Hermeneutics as the primary discipline responsible for the justification of text interpretation is correspondingly rejected or newly conceived, with new conceptions emerging from the social sciences with their commitment to scientific paradigms (thus for example the transformation of the so called “objective hermeneutic” into a tool of literary studies through Andreas Wernet and Peter Tepe, among others). However, the elimination of the understanding subject is characteristic for this new hermeneutic, with the claim that it is only in giving up the subject that we can be certain of the scholarly nature of the result. In doing so however, we abandon the understanding and interpretation of a text once again.
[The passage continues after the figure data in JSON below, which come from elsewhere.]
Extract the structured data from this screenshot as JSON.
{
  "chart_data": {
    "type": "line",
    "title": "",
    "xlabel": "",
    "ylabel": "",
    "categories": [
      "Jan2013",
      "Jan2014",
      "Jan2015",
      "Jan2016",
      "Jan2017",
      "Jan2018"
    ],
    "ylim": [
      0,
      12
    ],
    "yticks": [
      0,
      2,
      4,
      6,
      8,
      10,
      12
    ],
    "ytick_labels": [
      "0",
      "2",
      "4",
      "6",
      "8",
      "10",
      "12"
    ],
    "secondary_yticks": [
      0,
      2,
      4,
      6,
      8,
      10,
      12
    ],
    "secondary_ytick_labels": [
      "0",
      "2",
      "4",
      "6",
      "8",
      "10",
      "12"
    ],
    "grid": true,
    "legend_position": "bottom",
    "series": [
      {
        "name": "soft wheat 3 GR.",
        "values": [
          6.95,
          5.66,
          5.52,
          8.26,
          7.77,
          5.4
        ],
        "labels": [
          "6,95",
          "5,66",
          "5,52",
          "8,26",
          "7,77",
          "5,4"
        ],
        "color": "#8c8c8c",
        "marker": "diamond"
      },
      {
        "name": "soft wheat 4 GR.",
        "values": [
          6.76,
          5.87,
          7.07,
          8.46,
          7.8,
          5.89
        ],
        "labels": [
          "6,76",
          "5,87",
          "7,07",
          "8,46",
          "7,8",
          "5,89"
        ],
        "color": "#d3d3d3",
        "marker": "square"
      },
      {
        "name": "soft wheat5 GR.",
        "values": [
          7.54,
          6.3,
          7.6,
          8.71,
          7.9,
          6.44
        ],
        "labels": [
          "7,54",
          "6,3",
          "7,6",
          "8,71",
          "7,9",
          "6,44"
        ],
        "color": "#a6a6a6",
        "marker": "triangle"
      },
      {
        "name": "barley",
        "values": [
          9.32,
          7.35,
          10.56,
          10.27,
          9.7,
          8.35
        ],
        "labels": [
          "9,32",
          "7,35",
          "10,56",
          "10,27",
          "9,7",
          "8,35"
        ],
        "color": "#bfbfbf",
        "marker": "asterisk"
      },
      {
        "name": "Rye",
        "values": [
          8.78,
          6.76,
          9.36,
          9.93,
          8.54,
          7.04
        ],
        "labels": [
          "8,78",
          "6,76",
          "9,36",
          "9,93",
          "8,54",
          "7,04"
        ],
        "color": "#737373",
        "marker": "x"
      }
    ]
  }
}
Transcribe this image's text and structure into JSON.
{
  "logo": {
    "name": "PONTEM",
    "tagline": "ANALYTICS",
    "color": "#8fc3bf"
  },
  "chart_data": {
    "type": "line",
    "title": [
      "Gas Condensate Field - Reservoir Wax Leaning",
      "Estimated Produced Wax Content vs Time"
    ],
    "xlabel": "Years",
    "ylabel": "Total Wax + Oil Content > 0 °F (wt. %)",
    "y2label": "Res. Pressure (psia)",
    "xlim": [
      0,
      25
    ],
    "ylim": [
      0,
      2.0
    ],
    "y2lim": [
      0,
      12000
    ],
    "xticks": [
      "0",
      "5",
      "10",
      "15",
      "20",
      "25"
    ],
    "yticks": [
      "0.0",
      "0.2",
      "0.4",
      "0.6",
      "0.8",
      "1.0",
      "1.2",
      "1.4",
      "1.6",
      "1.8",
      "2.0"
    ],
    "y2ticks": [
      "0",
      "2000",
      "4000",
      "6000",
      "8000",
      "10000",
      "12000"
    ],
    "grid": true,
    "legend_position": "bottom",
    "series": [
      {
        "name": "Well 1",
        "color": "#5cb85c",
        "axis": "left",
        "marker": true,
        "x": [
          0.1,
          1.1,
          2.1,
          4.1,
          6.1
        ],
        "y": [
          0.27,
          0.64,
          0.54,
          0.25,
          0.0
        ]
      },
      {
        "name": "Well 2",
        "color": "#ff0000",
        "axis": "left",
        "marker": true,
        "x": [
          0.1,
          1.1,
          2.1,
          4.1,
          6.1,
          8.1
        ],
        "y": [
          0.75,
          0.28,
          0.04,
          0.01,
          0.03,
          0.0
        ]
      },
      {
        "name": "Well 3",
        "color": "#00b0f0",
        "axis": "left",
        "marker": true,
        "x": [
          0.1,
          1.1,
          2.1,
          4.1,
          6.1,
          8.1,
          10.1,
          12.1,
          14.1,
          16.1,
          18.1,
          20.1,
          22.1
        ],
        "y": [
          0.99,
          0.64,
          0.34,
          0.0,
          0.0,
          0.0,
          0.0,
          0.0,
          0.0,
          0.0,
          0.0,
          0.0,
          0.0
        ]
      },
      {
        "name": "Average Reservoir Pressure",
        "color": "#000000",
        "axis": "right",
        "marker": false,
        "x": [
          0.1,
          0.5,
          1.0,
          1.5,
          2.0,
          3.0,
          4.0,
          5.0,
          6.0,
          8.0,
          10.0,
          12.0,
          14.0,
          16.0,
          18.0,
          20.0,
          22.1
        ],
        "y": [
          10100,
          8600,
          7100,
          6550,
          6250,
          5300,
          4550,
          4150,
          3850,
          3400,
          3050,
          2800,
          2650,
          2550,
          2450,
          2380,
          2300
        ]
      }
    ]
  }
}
The history of theory in the twentieth century offers in most branches of philology now forgotten opportunities to find our way out of the crisis of interpretation. In my opinion, Slavic studies are currently particularly called for; the subject’s traditionally strong anchoring with formalism and structuralism on the one side and hermeneutics on the other means that Slavic studies is perhaps the most likely to have a consciousness of the justification and possibility for the scholarly historical validation of analysis and interpretation. Hermeneutical approaches and the structural semiotics, which even in Slavic studies like to separate out into warring factions, could in coming together achieve a scholarly legitimation of interpretation, which can be and has been rightly denied each of them when viewed independently from one another.

Hermeneutics clarifies the sympathies which the interpreting subject brings into the process of realisation; structural semiotics can point to the anchoring of interpretation in the object of realisation. In bringing the two approaches together, we can see text interpretation to be a realisation of the text which is distinguished by dialogism, understood as the interaction of subject and object on a third, superior or inferior level, the level of understanding. In relinquishing the use of this mode of realisation we relinquish a communication, of which every text as text is a part. The anthropological specifics of human communication, which is understanding, are given up together with the core of literary studies when text interpretation is abandoned. The comprehensibility of a highly individual object, as a literary text is, is made possible through the bringing into play of a structural hermeneutics, which grasps the person of the realising subject as essential and yet in the act of understanding transcends the object.

Dialogical thought as the basis of structural hermeneutics awaits its scholarly and cognitive theoretical philosophical basis, an up-to-date elaboration which survives the battle not merely with open enemies but also with false friends (“cognitive” or “objective” literary hermeneutic). May this blog also be a forum for this battle ground.

A scholarly elaboration of this statement can be found under:

Henrieke Stahl: Interpretation als Dialog. Votum für eine strukturale Hermeneutik. // Concidentia. Zeitschrift für Europäische Geistesgeschichte. Beiheft 2: Bildung und Fragendes Denken. Harald Schwaetzer (editor). Bernkastel-Kues 2013. S.117-137.